Of course rain isn’t likely to freak her out the way going unexpectedly in water over her head will; a full-blooded Lab might have some problems with reflex drowning-fear if something like that happened to it. But Emma likes to be in control of her exposure to water.

So in she wanted, and in she came.

(Nothing earth-shaking here, obviously. I was just amused by the Em’s foibles. And, of course, not unaware that if I let too long go past without an Emma post, I’d lose all my traffic.

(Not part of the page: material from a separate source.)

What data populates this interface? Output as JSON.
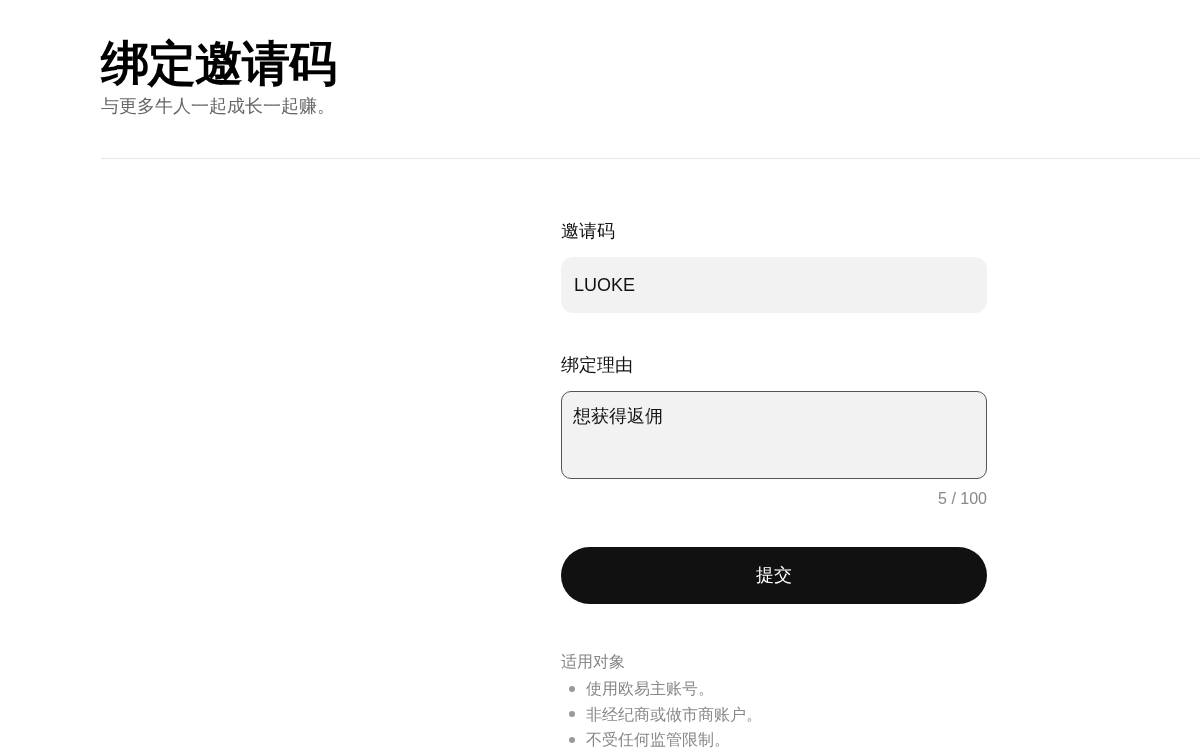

(Of course, Emma’s not the only eccentric critter in the Milán pack; I’m trying to type this one-handed because my black cat Squeak is lying next to the notebook computer - the warm breeze from the cooling-vent, don’tcha know - assiduously cleaning my left hand, which as usual fails to meet her exacting feline standards of hygiene. Of course, whom this really marks down as “eccentric” is, I suppose, open to question…)

*Updated 12/14/07. Added last two words to sentence for clarity.

6 Responses to “Confessions of a (Reluctant) Water Dog”

  1. Larry Says:

    Excellent post! Very evocative and personal. Or Emma-al. Or something…

  2. Victor Says:

    Hey, Larry! Good to see you here. Thanks for the comment.

    I’m sure Emma would think it way too personal. Fortunately I didn’t consult her.

  3. Sara Harvey Says:

    Guinevere, our own mixed breed black dog (Border Collie and Blue Heeler) absolutely hates water. She has to be dragged out to be walked in the rain and doesn’t even like to get her paws wet in the dew. Which makes it nice since I know she’ll never roll in the mud puddles at the dog park like the labs do…but makes her exceedingly difficult to bathe.
    I don’t think either breed is specifically opposed to water or if it is just her own personal hydrophobia, but it also makes for some interesting encounters with water. ^_^

    Love the dog stories!

  4. Jlee Says:

    I have been searching for a lab/shar breeder and would be keen to find out where you got your pup from?

    Thanks

  5. Victor Says:

    Hey, JLee! Thanks for posting.

    Short form: wish I could help you, and I cannot.

    Emma came to me as a skinny, schizzy adolescent from an animal rescue outfit. I believe she was abandoned as a pup, fostered for a year, and then given back up for adoption because she fought with the family’s other dogs. (She’s one of the household members who likes cats better than dogs.)

    My best guess is that she was an accident.

    So I fear I know of nobody deliberately breeding lab/shar pei crosses. Certainly on the evidence of Emma you can get a smart, sturdy dog who’s incredibly sweet and loving to those of whom she personally approves, and has a bit of paranoid streak toward the rest of the world.

    Best of luck on your quest for a lab/shar pup.

  6. Lexi Says:

    Great Post! It’s always difficult to find information on the pei’s!